The defense lawyer for the alleged rapists also analyzed the attitude of the victim after the events, and stated that it was “peculiar” that the young woman would share a photo on Instagram a month before the trial that made reference to a phrase associated with a television program. “Think what you like about me, but [sharing the photo] far exceeds normal life and even more so for someone who has suffered an alleged assault,” he told the court. The phrase in question, the attorney explained, is “from a character famous for threesomes of all kinds, lesbianism and ardor.”
Both Jesús Pérez and Juan Canales, lawyers for the civil guard and member of the military (both have been suspended), suggested that the alleged victim had taken the case to court due to the “influence of third parties,” according to Pérez.

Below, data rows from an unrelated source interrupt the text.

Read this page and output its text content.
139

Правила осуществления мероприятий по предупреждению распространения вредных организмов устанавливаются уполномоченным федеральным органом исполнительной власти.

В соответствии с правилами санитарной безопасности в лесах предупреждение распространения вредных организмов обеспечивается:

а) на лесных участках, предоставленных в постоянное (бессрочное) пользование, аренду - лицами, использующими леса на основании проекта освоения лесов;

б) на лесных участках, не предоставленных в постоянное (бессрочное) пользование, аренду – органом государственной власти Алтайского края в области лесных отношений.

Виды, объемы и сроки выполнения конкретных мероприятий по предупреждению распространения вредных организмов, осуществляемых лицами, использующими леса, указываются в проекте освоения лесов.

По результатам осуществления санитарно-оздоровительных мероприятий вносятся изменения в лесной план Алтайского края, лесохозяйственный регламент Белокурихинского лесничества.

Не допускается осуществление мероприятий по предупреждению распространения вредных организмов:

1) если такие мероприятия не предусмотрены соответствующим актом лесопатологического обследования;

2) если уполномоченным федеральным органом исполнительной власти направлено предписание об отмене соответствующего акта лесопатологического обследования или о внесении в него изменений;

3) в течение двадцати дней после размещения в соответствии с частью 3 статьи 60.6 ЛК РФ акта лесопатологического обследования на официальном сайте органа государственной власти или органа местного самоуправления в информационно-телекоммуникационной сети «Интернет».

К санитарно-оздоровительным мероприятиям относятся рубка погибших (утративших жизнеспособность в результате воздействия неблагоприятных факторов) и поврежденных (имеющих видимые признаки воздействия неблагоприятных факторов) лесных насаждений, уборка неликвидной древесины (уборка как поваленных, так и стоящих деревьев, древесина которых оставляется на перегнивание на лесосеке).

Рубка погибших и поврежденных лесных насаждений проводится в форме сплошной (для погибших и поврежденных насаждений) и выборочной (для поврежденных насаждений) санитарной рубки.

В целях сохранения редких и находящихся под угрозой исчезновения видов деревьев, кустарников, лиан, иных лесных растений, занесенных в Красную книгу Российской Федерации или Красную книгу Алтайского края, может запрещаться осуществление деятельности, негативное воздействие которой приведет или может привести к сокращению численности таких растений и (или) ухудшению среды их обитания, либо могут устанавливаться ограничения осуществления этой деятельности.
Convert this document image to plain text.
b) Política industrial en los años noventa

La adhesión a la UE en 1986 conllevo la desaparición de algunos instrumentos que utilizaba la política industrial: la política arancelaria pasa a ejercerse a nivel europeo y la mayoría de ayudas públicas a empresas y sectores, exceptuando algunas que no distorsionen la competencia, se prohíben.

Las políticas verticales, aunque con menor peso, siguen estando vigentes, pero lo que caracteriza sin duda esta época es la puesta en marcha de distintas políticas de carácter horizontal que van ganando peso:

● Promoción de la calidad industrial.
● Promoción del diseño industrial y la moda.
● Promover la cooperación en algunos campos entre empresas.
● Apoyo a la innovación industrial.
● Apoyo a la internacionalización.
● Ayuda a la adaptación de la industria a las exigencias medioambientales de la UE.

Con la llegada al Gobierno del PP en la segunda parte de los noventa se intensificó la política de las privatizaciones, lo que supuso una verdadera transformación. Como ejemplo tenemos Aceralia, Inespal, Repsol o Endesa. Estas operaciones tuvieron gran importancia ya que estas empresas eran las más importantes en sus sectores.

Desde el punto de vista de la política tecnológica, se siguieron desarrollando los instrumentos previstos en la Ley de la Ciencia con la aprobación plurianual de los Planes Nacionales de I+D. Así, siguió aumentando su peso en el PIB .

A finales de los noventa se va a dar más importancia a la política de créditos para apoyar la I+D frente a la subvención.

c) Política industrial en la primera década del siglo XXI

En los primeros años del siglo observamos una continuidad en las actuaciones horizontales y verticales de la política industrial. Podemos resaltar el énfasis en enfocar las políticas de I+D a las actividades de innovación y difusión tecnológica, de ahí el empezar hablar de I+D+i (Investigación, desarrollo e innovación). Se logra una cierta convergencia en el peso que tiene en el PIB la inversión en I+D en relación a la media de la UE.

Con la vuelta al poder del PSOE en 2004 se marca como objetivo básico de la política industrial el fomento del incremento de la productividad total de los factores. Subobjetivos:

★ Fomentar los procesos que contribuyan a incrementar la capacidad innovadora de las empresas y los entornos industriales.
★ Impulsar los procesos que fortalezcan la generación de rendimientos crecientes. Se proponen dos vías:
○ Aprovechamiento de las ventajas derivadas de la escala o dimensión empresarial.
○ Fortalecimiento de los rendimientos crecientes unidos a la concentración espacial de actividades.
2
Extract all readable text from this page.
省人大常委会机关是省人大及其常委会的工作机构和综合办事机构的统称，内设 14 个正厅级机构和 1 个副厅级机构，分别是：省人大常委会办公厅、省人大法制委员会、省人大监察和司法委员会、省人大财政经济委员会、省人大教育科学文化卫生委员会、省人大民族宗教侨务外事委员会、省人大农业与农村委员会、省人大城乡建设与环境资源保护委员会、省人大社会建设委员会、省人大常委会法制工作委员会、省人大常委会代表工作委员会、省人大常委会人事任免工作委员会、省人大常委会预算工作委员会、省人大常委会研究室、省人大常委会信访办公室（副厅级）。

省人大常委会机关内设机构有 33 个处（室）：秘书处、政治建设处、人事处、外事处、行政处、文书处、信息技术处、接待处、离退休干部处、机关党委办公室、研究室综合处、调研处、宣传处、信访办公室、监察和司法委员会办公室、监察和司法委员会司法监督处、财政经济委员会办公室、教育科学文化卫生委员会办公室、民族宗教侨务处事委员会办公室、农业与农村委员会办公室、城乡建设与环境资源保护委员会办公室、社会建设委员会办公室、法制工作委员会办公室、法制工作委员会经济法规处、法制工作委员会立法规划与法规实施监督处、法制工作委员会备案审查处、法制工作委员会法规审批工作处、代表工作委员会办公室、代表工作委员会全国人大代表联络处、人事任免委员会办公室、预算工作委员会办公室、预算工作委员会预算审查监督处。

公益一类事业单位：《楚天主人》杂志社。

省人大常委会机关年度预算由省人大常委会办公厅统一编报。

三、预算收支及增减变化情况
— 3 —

The lawyer went on to cite the “campaigns against sexist assaults at San Fermín” as one of those factors, something that could, he argued, have prompted the couple that found the young woman crying after the alleged assault to encourage her to call the police on the basis of a “possible sexual assault.” According to their account she only stated initially “it was them” in reference to the theft of her cellphone.
Pérez went on to suggest that the “municipal police had an excessive interest in denouncing a sexual assault,” and drew attention to the “express order” for the victim “not to leave Pamplona” from the police after she made her initial statement.
After one of the municipal police officers testified last week that the young woman said that she knew that the men had recorded her, but then failed to mention that fact in her police statement, the lawyers argued that finding out about the recording of the incident was the “only reason” for the rape claim, Canales argued, adding that the young woman “went into a panic because she thought that the images would end up on social networks” hours after the incident. “The only way to justify those images was to make up a story,” Canales concluded.